Here's the most predictable answer to the most predictable question coming out of the Browns' loss to Philadelphia on Sunday.
No, head coach Hue Jackson doesn't regret not drafting Carson Wentz back when the club had the No. 2 pick in the draft.
"No, we haven't (second-guessed ourselves)," Jackson said, via Cleveland.com. "That's one thing I can tell you for sure has not happened. He had a good game, a great game if you guys want to term it that, and I respect that. He's a fine young man and they have good coaches and a good organization, and he is going to do well for them, but that was one game.
"He played well. Like I said, we'll look back and see where he is over a period of time, but the Browns have to get better. That's what we have to do. We have to play better, and I think we all understand that."
While we tend to agree, this chain of events was set in motion by an unfortunate series of comments in Cleveland over the last week. Browns chief strategy officer Paul DePodesta told ESPN Cleveland that the team's evaluation of Wentz did not figure him as a top 20 quarterback talent in the NFL.
For reporters who seek out this type of clarity and detail -- and often mask it under the cloak of an anonymous scout or team executive -- it was refreshing to see someone be honest in a league of secrets. However, the scream first and ask questions later brigade got a hold of these quotes and pitted Sunday's matchup as the Carson Wentz Revenge Tour. Even I had a regrettably mild take on the situation.
Now, we're left with optics. Robert Griffin III, who the team effectively chose over Wentz, is out for at least the next eight games after seriously injuring his shoulder against the Eagles. Wentz played extremely well, going 22-of-37 passing for 278 yards and a pair of touchdowns.

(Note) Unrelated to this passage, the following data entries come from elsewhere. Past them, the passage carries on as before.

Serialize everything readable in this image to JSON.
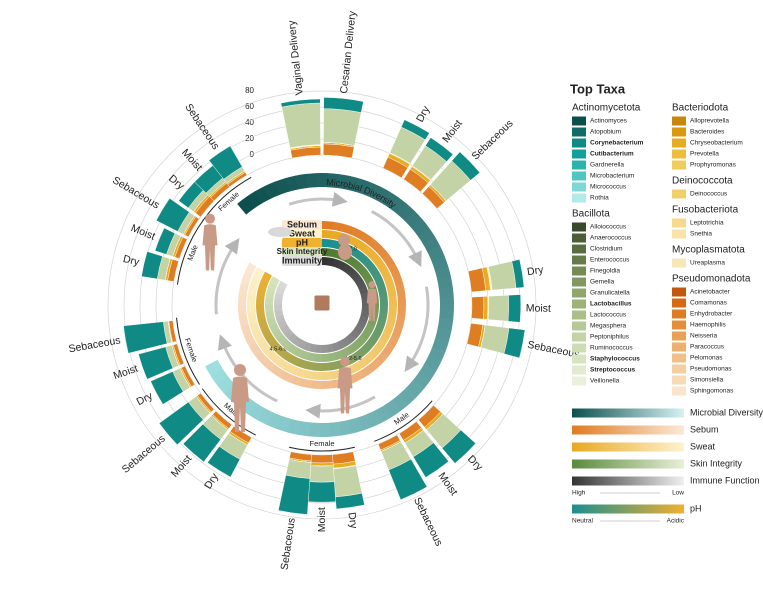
{
  "chart_data": {
    "type": "radial-stacked-bar",
    "ylim": [
      0,
      80
    ],
    "yticks": [
      0,
      20,
      40,
      60,
      80
    ],
    "grid": true,
    "legend_title": "Top Taxa",
    "series": [
      {
        "name": "Actinomycetota",
        "color": "#0f8a84",
        "taxa": [
          {
            "name": "Actinomyces",
            "color": "#0b4f4c"
          },
          {
            "name": "Atopobium",
            "color": "#0e6b66"
          },
          {
            "name": "Corynebacterium",
            "color": "#0f8a84",
            "bold": true
          },
          {
            "name": "Cutibacterium",
            "color": "#11a09a",
            "bold": true
          },
          {
            "name": "Gardnerella",
            "color": "#2bb3ad"
          },
          {
            "name": "Microbacterium",
            "color": "#4fc6c2"
          },
          {
            "name": "Micrococcus",
            "color": "#7dd8d6"
          },
          {
            "name": "Rothia",
            "color": "#b2eaea"
          }
        ]
      },
      {
        "name": "Bacillota",
        "color": "#c3d3a5",
        "taxa": [
          {
            "name": "Alloiococcus",
            "color": "#3b4a2d"
          },
          {
            "name": "Anaerococcus",
            "color": "#4b5e37"
          },
          {
            "name": "Clostridium",
            "color": "#586d40"
          },
          {
            "name": "Enterococcus",
            "color": "#657c4a"
          },
          {
            "name": "Finegoldia",
            "color": "#738b55"
          },
          {
            "name": "Gemella",
            "color": "#819960"
          },
          {
            "name": "Granulicatella",
            "color": "#8fa66d"
          },
          {
            "name": "Lactobacillus",
            "color": "#9db37a",
            "bold": true
          },
          {
            "name": "Lactococcus",
            "color": "#aabf88"
          },
          {
            "name": "Megasphera",
            "color": "#b7c996"
          },
          {
            "name": "Peptoniphilus",
            "color": "#c3d3a5"
          },
          {
            "name": "Ruminococcus",
            "color": "#cedcb4"
          },
          {
            "name": "Staphylococcus",
            "color": "#d8e3c2",
            "bold": true
          },
          {
            "name": "Streptococcus",
            "color": "#e2eacf",
            "bold": true
          },
          {
            "name": "Veillonella",
            "color": "#eaf0dc"
          }
        ]
      },
      {
        "name": "Bacteriodota",
        "color": "#e6ad22",
        "taxa": [
          {
            "name": "Alloprevotella",
            "color": "#c8860b"
          },
          {
            "name": "Bacteroides",
            "color": "#d99a10"
          },
          {
            "name": "Chryseobacterium",
            "color": "#e6ad22"
          },
          {
            "name": "Prevotella",
            "color": "#ecbd3e"
          },
          {
            "name": "Prophyromonas",
            "color": "#f1cb5c"
          }
        ]
      },
      {
        "name": "Deinococcota",
        "color": "#f3cf6a",
        "taxa": [
          {
            "name": "Deinococcus",
            "color": "#f3cf6a"
          }
        ]
      },
      {
        "name": "Fusobacteriota",
        "color": "#f6d98a",
        "taxa": [
          {
            "name": "Leptotrichia",
            "color": "#f6d98a"
          },
          {
            "name": "Snethia",
            "color": "#f8e3a8"
          }
        ]
      },
      {
        "name": "Mycoplasmatota",
        "color": "#f9e7b8",
        "taxa": [
          {
            "name": "Ureaplasma",
            "color": "#f9e7b8"
          }
        ]
      },
      {
        "name": "Pseudomonadota",
        "color": "#df7d22",
        "taxa": [
          {
            "name": "Acinetobacter",
            "color": "#c2580c"
          },
          {
            "name": "Comamonas",
            "color": "#d46a14"
          },
          {
            "name": "Enhydrobacter",
            "color": "#df7d22"
          },
          {
            "name": "Haemophilis",
            "color": "#e58e3a"
          },
          {
            "name": "Neisseria",
            "color": "#eaa055"
          },
          {
            "name": "Paracoccus",
            "color": "#eeb06e"
          },
          {
            "name": "Pelomonas",
            "color": "#f1bf87"
          },
          {
            "name": "Pseudomonas",
            "color": "#f4cda0"
          },
          {
            "name": "Simonsiella",
            "color": "#f7dab8"
          },
          {
            "name": "Sphingomonas",
            "color": "#f9e5ce"
          }
        ]
      }
    ],
    "groups": [
      {
        "bars": [
          {
            "name": "Vaginal Delivery",
            "values": [
              5,
              52,
              2,
              0,
              0,
              1,
              10
            ]
          },
          {
            "name": "Cesarian Delivery",
            "values": [
              14,
              42,
              2,
              0,
              0,
              0,
              14
            ]
          }
        ]
      },
      {
        "bars": [
          {
            "name": "Dry",
            "values": [
              10,
              35,
              5,
              1,
              0,
              0,
              15
            ]
          },
          {
            "name": "Moist",
            "values": [
              12,
              30,
              4,
              1,
              0,
              0,
              15
            ]
          },
          {
            "name": "Sebaceous",
            "values": [
              15,
              40,
              3,
              0,
              0,
              0,
              12
            ]
          }
        ]
      },
      {
        "bars": [
          {
            "name": "Dry",
            "values": [
              10,
              30,
              6,
              1,
              1,
              0,
              18
            ]
          },
          {
            "name": "Moist",
            "values": [
              15,
              25,
              5,
              1,
              0,
              0,
              15
            ]
          },
          {
            "name": "Sebaceous",
            "values": [
              20,
              30,
              3,
              0,
              0,
              0,
              15
            ]
          }
        ]
      },
      {
        "label": "Male",
        "bars": [
          {
            "name": "Dry",
            "values": [
              25,
              30,
              4,
              0,
              0,
              0,
              12
            ]
          },
          {
            "name": "Moist",
            "values": [
              30,
              20,
              4,
              0,
              0,
              0,
              10
            ]
          },
          {
            "name": "Sebaceous",
            "values": [
              40,
              25,
              2,
              0,
              0,
              0,
              8
            ]
          }
        ]
      },
      {
        "label": "Female",
        "bars": [
          {
            "name": "Dry",
            "values": [
              15,
              35,
              5,
              1,
              0,
              0,
              12
            ]
          },
          {
            "name": "Moist",
            "values": [
              25,
              20,
              4,
              0,
              0,
              0,
              10
            ]
          },
          {
            "name": "Sebaceous",
            "values": [
              45,
              20,
              2,
              0,
              0,
              0,
              8
            ]
          }
        ]
      },
      {
        "label": "Male",
        "bars": [
          {
            "name": "Dry",
            "values": [
              25,
              20,
              3,
              0,
              0,
              0,
              8
            ]
          },
          {
            "name": "Moist",
            "values": [
              35,
              15,
              2,
              0,
              0,
              0,
              6
            ]
          },
          {
            "name": "Sebaceous",
            "values": [
              45,
              12,
              2,
              0,
              0,
              0,
              5
            ]
          }
        ]
      },
      {
        "label": "Female",
        "bars": [
          {
            "name": "Dry",
            "values": [
              30,
              10,
              2,
              0,
              0,
              0,
              5
            ]
          },
          {
            "name": "Moist",
            "values": [
              35,
              8,
              2,
              0,
              0,
              0,
              5
            ]
          },
          {
            "name": "Sebaceous",
            "values": [
              50,
              6,
              1,
              0,
              0,
              0,
              5
            ]
          }
        ]
      },
      {
        "label": "Male",
        "bars": [
          {
            "name": "Dry",
            "values": [
              20,
              10,
              3,
              0,
              0,
              0,
              8
            ]
          },
          {
            "name": "Moist",
            "values": [
              15,
              8,
              3,
              0,
              0,
              0,
              6
            ]
          },
          {
            "name": "Sebaceous",
            "values": [
              30,
              8,
              2,
              0,
              0,
              0,
              5
            ]
          }
        ]
      },
      {
        "label": "Female",
        "bars": [
          {
            "name": "Dry",
            "values": [
              15,
              8,
              3,
              0,
              0,
              0,
              8
            ]
          },
          {
            "name": "Moist",
            "values": [
              20,
              6,
              2,
              0,
              0,
              0,
              6
            ]
          },
          {
            "name": "Sebaceous",
            "values": [
              30,
              6,
              2,
              0,
              0,
              0,
              4
            ]
          }
        ]
      }
    ],
    "diversity_ring": {
      "label": "Microbial Diversity",
      "colors": [
        "#0d4f4f",
        "#9fe0e3"
      ]
    },
    "rings": [
      {
        "label": "Sebum",
        "colors": [
          "#e07b22",
          "#fbe9d6"
        ]
      },
      {
        "label": "Sweat",
        "colors": [
          "#e9a820",
          "#fdf3d0"
        ]
      },
      {
        "label": "pH",
        "colors": [
          "#1a8f8f",
          "#f0b030"
        ],
        "ranges": [
          "5.5-7.0",
          "4.5-6.0",
          "4.2-5.6"
        ]
      },
      {
        "label": "Skin Integrity",
        "colors": [
          "#4d7a2e",
          "#d7e6c0"
        ]
      },
      {
        "label": "Immunity",
        "colors": [
          "#333333",
          "#dddddd"
        ]
      }
    ],
    "gradient_legend": [
      {
        "label": "Microbial Diversity",
        "colors": [
          "#0d4f4f",
          "#d6f2f3"
        ]
      },
      {
        "label": "Sebum",
        "colors": [
          "#e07b22",
          "#fbe9d6"
        ]
      },
      {
        "label": "Sweat",
        "colors": [
          "#e9a820",
          "#fdf3d0"
        ]
      },
      {
        "label": "Skin Integrity",
        "colors": [
          "#5a8a3a",
          "#e8efd8"
        ]
      },
      {
        "label": "Immune Function",
        "colors": [
          "#333333",
          "#f0f0f0"
        ],
        "ends": [
          "High",
          "Low"
        ]
      },
      {
        "label": "pH",
        "colors": [
          "#1a8f8f",
          "#f0b030"
        ],
        "ends": [
          "Neutral",
          "Acidic"
        ]
      }
    ]
  }
}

During situations like this, it's important to consider what is going on behind the scenes in Cleveland. Starting another rookie quarterback in front of this offensive line, surrounded by these players would put the team back on the endless carousel they've been spinning on for the last 17 years. The Browns are not good enough right now to handle or develop a rookie quarterback.
It's hard for fans to root for 10 draft picks -- including two in the first round and two in the second round -- next year just like its hard for them to take solace in the fact that they got a pretty decent return for players like Barkevious Mingo and Justin Gilbert via trades this offseason. It's not easy, but it's better than endlessly tracking the progress of a quarterback that isn't on your team, while wondering what if.